请注意,所有根CA证书都是“自签名”,这意味着使用证书自己的私钥生成数字签名。
There’s nothing intrinsically special about a root CA’s certificate - you can generate your own self-signed certificate and use this to sign other certificates if you want.
根CA的证书没有任何本质上的特殊之处 - 您可以生成自己的自签名证书,并根据需要使用它来签署其他证书。
But since your random certificate is not pre-loaded as a CA into any browsers anywhere, none of them will trust you to sign either your own or other certificates.
但由于您的随机证书未在任何浏览器中作为CA预先加载到任何浏览器中,因此他们都不会信任您签署自己的证书或其他证书。
You are effectively saying “er yeah, I’m totally Microsoft, here’s an official certificate of identity issued and signed by myself,” and all properly functioning browsers will throw up a very scary error message in response to your dodgy credentials.
你实际上是在说“呃,是的,我完全是微软,这是我自己发布和签署的官方身份证明”,所有正常运行的浏览器都会抛出一个非常可怕的错误信息,以回应你的狡猾凭据。
This puts an enormous burden on all browser and OS publishers to trust only squeaky clean root CAs, as these are the organisations that their users end up trusting to vet websites and keep certificates safe. This is not an easy task.
这给所有浏览器和操作系统发布者带来了巨大负担,只能信任干净的干净根CA,因为这些组织的用户最终信任它们来审查网站并保证证书安全。这不是一件容易的事。
3.4 What are you trusting?
3.4 你相信什么?
It’s interesting to note that your client is technically not trying to verify whether or not it should trust the party that sent it a certificate, but whether it should trust the public key contained in the certificate.
有趣的是,您的客户端在技术上并未尝试验证它是否应该信任发送证书的一方,而是它是否应该信任证书中包含的公钥。
SSL certificates are completely open and public, so any attacker could grab Microsoft’s certificate, intercept a client’s request to Microsoft.com and present the legitimate certificate to it.
SSL证书是完全开放和公开的,因此任何攻击者都可以获取Microsoft的证书,拦截客户对Microsoft.com的请求并向其提供合法证书。
The client would accept this and happily begin the handshake. However, when the client encrypts the key that will be used for actual data encryption, it will do so using the real Microsoft’s public key from this real certificate.

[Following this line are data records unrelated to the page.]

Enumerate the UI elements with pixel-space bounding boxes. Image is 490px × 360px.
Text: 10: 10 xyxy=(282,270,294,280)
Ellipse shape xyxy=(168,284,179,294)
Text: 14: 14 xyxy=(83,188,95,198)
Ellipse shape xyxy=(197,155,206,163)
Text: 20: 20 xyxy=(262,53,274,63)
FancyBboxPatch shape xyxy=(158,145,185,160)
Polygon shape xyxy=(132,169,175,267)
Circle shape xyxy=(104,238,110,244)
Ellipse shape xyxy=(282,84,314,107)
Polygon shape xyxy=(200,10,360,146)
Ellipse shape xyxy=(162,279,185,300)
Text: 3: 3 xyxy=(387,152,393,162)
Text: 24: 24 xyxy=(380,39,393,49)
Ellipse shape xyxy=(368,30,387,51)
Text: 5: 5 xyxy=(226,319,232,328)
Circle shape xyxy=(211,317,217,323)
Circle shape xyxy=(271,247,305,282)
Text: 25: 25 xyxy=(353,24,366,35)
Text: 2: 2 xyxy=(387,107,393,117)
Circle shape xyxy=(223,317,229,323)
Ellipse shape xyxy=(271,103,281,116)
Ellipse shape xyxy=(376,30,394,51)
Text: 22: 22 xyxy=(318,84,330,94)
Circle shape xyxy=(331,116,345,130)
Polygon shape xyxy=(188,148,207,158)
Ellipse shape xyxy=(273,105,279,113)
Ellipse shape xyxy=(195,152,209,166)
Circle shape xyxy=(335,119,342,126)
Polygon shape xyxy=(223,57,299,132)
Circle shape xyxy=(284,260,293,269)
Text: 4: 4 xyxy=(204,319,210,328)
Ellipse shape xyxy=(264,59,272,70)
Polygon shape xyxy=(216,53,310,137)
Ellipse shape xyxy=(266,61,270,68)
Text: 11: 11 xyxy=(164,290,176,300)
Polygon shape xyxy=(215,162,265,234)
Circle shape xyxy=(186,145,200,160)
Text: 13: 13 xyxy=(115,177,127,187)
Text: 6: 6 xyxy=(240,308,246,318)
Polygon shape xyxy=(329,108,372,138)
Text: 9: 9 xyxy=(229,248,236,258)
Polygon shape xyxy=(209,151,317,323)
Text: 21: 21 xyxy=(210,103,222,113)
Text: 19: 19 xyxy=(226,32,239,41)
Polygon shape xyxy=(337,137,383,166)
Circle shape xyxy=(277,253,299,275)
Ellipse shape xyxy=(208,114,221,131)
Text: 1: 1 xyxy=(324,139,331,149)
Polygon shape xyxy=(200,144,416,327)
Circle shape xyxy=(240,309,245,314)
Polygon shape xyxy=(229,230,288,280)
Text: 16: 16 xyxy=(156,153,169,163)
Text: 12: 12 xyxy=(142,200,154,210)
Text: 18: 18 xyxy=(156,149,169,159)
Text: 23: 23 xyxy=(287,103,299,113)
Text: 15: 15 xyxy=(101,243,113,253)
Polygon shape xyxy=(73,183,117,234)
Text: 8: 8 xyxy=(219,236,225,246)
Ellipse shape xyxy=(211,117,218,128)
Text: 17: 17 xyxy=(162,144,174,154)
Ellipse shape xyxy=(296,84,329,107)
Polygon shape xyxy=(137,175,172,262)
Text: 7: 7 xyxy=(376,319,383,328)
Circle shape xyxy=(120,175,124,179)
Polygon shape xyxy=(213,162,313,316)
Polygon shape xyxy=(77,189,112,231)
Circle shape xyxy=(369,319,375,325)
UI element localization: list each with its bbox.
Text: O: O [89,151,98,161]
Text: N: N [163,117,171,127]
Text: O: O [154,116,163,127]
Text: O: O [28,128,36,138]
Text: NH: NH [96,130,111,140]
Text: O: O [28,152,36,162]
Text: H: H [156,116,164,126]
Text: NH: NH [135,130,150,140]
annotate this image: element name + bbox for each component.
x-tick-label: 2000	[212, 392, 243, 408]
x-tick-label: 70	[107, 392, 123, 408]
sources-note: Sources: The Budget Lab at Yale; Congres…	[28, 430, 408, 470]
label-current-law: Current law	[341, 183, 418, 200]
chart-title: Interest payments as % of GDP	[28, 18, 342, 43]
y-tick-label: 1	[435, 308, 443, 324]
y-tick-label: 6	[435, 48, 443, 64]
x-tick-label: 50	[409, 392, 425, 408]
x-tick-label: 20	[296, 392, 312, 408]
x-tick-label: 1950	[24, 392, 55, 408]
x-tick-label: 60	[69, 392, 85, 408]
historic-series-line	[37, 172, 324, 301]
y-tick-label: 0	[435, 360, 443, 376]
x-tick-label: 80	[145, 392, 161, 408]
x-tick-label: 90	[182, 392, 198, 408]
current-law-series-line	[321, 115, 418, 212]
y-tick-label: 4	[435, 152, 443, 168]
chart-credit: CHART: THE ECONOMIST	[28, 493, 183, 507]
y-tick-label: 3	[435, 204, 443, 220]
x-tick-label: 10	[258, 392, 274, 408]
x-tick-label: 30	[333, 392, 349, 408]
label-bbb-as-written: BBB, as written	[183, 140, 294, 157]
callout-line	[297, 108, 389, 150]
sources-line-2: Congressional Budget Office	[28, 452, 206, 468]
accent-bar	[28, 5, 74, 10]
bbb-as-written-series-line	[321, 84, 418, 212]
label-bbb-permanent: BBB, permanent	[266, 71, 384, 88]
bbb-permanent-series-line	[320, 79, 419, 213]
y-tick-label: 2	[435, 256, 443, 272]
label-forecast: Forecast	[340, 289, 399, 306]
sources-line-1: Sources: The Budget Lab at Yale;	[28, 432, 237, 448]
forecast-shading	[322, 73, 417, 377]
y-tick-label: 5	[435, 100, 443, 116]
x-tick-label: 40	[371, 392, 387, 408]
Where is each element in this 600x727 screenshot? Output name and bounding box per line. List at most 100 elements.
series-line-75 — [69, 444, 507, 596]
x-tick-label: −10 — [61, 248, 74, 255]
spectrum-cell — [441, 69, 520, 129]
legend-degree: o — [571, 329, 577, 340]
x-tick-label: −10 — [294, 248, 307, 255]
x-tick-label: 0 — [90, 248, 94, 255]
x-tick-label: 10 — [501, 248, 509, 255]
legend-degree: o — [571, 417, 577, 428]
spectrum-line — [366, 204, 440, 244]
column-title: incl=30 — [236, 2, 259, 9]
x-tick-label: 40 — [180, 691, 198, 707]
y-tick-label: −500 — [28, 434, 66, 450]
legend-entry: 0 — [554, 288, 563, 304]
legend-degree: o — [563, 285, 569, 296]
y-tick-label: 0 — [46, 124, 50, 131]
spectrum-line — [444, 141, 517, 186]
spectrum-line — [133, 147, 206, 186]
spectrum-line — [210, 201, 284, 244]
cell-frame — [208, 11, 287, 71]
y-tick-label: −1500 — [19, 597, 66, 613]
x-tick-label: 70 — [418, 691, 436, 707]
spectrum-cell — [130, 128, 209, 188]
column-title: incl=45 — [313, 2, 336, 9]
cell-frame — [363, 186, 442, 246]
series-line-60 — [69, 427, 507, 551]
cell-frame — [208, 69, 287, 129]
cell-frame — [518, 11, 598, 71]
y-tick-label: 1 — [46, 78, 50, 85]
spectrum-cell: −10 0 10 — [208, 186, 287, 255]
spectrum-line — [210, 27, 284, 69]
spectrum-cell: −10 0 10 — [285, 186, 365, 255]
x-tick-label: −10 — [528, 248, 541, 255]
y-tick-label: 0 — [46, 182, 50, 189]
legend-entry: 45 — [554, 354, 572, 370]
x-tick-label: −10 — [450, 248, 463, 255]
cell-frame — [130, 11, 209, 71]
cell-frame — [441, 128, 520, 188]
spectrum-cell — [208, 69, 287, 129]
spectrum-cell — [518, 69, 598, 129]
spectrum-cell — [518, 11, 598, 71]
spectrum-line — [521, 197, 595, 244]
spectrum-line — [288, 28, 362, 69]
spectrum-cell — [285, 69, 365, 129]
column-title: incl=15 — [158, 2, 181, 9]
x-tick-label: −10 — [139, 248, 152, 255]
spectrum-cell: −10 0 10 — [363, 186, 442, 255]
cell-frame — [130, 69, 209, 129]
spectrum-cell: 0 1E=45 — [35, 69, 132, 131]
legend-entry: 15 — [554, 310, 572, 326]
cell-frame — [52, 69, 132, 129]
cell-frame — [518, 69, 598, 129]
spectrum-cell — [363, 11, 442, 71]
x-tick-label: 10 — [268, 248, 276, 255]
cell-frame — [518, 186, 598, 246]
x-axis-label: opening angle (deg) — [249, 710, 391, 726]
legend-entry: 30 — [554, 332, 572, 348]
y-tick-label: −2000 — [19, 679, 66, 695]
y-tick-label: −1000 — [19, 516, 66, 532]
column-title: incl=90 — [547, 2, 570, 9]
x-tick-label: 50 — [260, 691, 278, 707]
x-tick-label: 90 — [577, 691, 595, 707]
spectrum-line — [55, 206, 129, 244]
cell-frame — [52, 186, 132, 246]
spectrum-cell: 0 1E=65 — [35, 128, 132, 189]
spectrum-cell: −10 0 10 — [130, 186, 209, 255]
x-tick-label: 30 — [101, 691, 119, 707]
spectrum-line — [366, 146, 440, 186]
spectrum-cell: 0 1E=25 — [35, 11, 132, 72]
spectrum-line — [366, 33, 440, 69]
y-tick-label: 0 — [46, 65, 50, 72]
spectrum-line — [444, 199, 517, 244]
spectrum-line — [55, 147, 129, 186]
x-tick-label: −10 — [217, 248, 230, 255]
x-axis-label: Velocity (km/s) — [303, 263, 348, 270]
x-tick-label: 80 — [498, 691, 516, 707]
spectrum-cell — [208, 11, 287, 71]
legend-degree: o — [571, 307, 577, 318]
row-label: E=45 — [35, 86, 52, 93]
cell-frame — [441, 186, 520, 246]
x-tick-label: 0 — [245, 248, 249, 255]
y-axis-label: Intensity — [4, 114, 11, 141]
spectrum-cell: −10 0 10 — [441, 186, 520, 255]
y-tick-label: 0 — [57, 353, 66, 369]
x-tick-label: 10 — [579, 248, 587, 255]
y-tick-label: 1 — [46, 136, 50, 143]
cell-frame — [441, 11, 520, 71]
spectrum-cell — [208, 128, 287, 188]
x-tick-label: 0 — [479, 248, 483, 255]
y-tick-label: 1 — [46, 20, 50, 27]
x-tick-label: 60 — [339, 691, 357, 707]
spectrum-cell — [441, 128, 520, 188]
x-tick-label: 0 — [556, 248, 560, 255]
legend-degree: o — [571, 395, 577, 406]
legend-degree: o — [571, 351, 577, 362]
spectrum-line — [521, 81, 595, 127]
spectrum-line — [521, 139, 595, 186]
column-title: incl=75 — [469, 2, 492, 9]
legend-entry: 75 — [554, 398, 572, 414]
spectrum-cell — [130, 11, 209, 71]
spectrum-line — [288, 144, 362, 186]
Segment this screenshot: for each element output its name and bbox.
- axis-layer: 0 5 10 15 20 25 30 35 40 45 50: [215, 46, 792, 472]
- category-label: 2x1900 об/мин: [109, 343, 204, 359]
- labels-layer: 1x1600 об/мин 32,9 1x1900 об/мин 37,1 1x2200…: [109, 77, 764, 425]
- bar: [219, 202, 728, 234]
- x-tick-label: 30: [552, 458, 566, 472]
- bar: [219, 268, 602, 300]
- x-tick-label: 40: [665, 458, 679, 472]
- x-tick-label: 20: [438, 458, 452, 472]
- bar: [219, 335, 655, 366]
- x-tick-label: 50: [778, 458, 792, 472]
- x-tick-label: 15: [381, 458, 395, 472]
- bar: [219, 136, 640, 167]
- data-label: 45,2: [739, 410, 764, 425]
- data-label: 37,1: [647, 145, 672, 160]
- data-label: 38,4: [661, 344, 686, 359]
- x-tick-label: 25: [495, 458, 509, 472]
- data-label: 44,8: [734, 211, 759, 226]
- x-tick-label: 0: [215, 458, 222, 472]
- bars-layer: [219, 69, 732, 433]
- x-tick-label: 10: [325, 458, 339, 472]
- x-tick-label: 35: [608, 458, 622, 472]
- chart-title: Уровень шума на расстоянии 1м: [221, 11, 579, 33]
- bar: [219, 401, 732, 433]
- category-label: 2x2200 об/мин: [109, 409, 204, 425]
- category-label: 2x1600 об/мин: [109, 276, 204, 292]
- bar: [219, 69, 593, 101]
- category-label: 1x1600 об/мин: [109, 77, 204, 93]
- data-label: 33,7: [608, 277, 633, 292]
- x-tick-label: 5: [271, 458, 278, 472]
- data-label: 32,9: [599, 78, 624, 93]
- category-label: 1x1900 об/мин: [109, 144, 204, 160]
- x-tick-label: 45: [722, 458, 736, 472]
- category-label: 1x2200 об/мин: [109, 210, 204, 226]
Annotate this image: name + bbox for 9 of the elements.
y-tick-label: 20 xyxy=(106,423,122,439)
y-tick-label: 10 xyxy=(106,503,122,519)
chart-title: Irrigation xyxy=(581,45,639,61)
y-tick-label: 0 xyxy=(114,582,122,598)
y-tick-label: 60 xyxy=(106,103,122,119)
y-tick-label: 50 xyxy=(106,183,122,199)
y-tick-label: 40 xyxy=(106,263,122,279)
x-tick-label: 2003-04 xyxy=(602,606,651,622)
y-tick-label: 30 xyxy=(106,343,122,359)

客户会接受这一点并愉快地开始握手。 但是,当客户端加密将用于实际数据加密的密钥时,它将使用此真实证书中的真实Microsoft公钥进行加密。
Since the attacker doesn’t have Microsoft’s private key in order to decrypt it, they are now stuck. Even if the handshake is completed, they will still not be able to decrypt the key, and so will not be able to decrypt any of the data that the client sends to them.
由于攻击者没有Microsoft的私钥来解密它,因此它们现在被卡住了。 即使握手完成,它们仍然无法解密密钥,因此无法解密客户端发送给它们的任何数据。
Order is maintained as long as the attacker doesn’t control a trusted certificate’s private key. If the client is somehow tricked into trusting a certificate and public key whose private key is controlled by an attacker, trouble begins.
只要攻击者无法控制受信任证书的私钥,秩序就不会发生混乱。 如果客户端以某种方式欺骗信任其私钥由攻击者控制的证书和公钥,则麻烦就开始了。